The rest was doubtless mostly inevitable and a cliche — expansion, a big federal bust, acquittal by an attorney named Albert (“Bert — don’t call me Al!”) Capone, decline, exile to the Islands, and a sort of long goodbye. All this is true bu doesn’t take into account one thing: in his twenties, Mark fell in love with a girl named D. K. She wasn’t bright but she loved Mark with all her heart. More incredibly, Mark loved her back just as fervently — I’m not sure she wasn’t the only person Mark loved that much, or loved at all.
And then she got cancer. And died for two horrible years. In the end she could hardly eat or be touched without breaking a bone. I think she screamed for most of her last month. And it broke Mark, helpless to do anything about it.

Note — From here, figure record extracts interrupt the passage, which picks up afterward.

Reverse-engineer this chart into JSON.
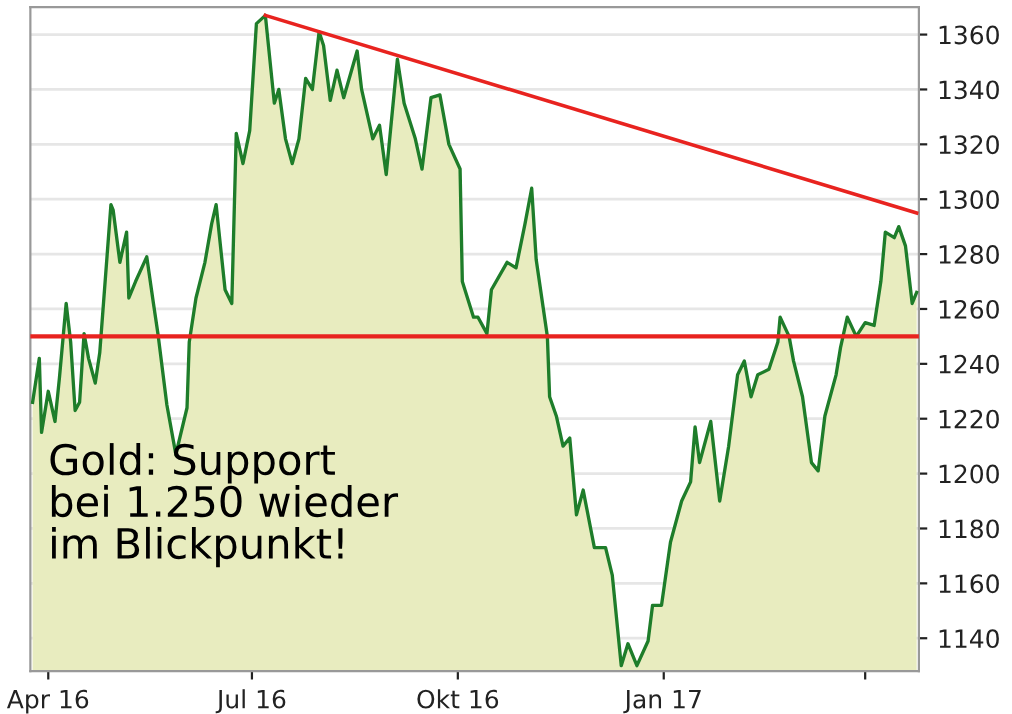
{
  "chart_data": {
    "type": "area",
    "x": [
      "2016-03-25",
      "2016-03-28",
      "2016-03-29",
      "2016-04-01",
      "2016-04-04",
      "2016-04-06",
      "2016-04-09",
      "2016-04-11",
      "2016-04-13",
      "2016-04-15",
      "2016-04-17",
      "2016-04-19",
      "2016-04-22",
      "2016-04-24",
      "2016-04-29",
      "2016-04-30",
      "2016-05-03",
      "2016-05-06",
      "2016-05-07",
      "2016-05-10",
      "2016-05-15",
      "2016-05-18",
      "2016-05-20",
      "2016-05-24",
      "2016-05-28",
      "2016-06-02",
      "2016-06-03",
      "2016-06-06",
      "2016-06-10",
      "2016-06-13",
      "2016-06-15",
      "2016-06-19",
      "2016-06-22",
      "2016-06-24",
      "2016-06-27",
      "2016-06-30",
      "2016-07-03",
      "2016-07-07",
      "2016-07-11",
      "2016-07-13",
      "2016-07-16",
      "2016-07-19",
      "2016-07-22",
      "2016-07-25",
      "2016-07-28",
      "2016-07-31",
      "2016-08-02",
      "2016-08-05",
      "2016-08-08",
      "2016-08-11",
      "2016-08-17",
      "2016-08-19",
      "2016-08-24",
      "2016-08-27",
      "2016-08-30",
      "2016-09-04",
      "2016-09-07",
      "2016-09-12",
      "2016-09-15",
      "2016-09-19",
      "2016-09-23",
      "2016-09-27",
      "2016-10-02",
      "2016-10-03",
      "2016-10-08",
      "2016-10-10",
      "2016-10-14",
      "2016-10-16",
      "2016-10-23",
      "2016-10-27",
      "2016-10-31",
      "2016-11-03",
      "2016-11-05",
      "2016-11-10",
      "2016-11-11",
      "2016-11-14",
      "2016-11-17",
      "2016-11-20",
      "2016-11-23",
      "2016-11-26",
      "2016-12-01",
      "2016-12-06",
      "2016-12-09",
      "2016-12-13",
      "2016-12-16",
      "2016-12-20",
      "2016-12-25",
      "2016-12-27",
      "2016-12-31",
      "2017-01-04",
      "2017-01-09",
      "2017-01-13",
      "2017-01-15",
      "2017-01-17",
      "2017-01-22",
      "2017-01-26",
      "2017-01-30",
      "2017-02-03",
      "2017-02-06",
      "2017-02-09",
      "2017-02-12",
      "2017-02-17",
      "2017-02-21",
      "2017-02-22",
      "2017-02-26",
      "2017-02-28",
      "2017-03-04",
      "2017-03-08",
      "2017-03-11",
      "2017-03-14",
      "2017-03-19",
      "2017-03-21",
      "2017-03-24",
      "2017-03-28",
      "2017-04-01",
      "2017-04-05",
      "2017-04-08",
      "2017-04-10",
      "2017-04-14",
      "2017-04-16",
      "2017-04-19",
      "2017-04-22",
      "2017-04-24"
    ],
    "series": [
      {
        "color": "#e8ecbf",
        "values": [
          1226,
          1242,
          1215,
          1230,
          1219,
          1235,
          1262,
          1248,
          1223,
          1226,
          1251,
          1242,
          1233,
          1244,
          1298,
          1296,
          1277,
          1288,
          1264,
          1270,
          1279,
          1262,
          1251,
          1225,
          1207,
          1224,
          1248,
          1264,
          1277,
          1291,
          1298,
          1267,
          1262,
          1324,
          1313,
          1325,
          1364,
          1367,
          1335,
          1340,
          1322,
          1313,
          1322,
          1344,
          1340,
          1361,
          1356,
          1336,
          1347,
          1337,
          1354,
          1340,
          1322,
          1327,
          1309,
          1351,
          1335,
          1322,
          1311,
          1337,
          1338,
          1320,
          1311,
          1270,
          1257,
          1257,
          1251,
          1267,
          1277,
          1275,
          1291,
          1304,
          1278,
          1250,
          1228,
          1221,
          1210,
          1213,
          1185,
          1194,
          1173,
          1173,
          1163,
          1130,
          1138,
          1130,
          1139,
          1152,
          1152,
          1175,
          1190,
          1197,
          1217,
          1204,
          1219,
          1190,
          1210,
          1236,
          1241,
          1228,
          1236,
          1238,
          1248,
          1257,
          1250,
          1241,
          1228,
          1204,
          1201,
          1221,
          1236,
          1246,
          1257,
          1250,
          1255,
          1254,
          1270,
          1288,
          1286,
          1290,
          1283,
          1262,
          1266
        ]
      },
      {
        "type": "line",
        "color": "#e8231f",
        "x": [
          "2016-07-07",
          "2017-04-24"
        ],
        "values": [
          1367,
          1295
        ]
      }
    ],
    "ref_lines": [
      {
        "axis": "y",
        "value": 1250,
        "color": "#e8231f"
      }
    ],
    "xlim": [
      "2016-03-24",
      "2017-04-25"
    ],
    "xticks": [
      {
        "value": "2016-04-01",
        "label": "Apr 16"
      },
      {
        "value": "2016-07-01",
        "label": "Jul 16"
      },
      {
        "value": "2016-10-01",
        "label": "Okt 16"
      },
      {
        "value": "2017-01-01",
        "label": "Jan 17"
      },
      {
        "value": "2017-04-01",
        "label": null
      }
    ],
    "ylim": [
      1128,
      1370
    ],
    "yticks": [
      1140,
      1160,
      1180,
      1200,
      1220,
      1240,
      1260,
      1280,
      1300,
      1320,
      1340,
      1360
    ],
    "grid": "y",
    "annotations": [
      "Gold: Support\nbei 1.250 wieder\nim Blickpunkt!"
    ]
  }
}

He was not all bitterness and anger, of course. He was a talented if unfocused musician and even attended art school for a while. He kept ,e in touch with the music of Tom Rush, which I still enjoy. Ironically, Rush almost bought Libby’s house in Jackson Hole many years later. He enjoyed science fiction and watching birds.
So when you see pictures of “Marccus”, smiling like a shady character out of a bad movie, and are berating him for never giving a damn about anything, remember a scared little kid who couldn’t make anything come out right, and hope that both of them are at peace.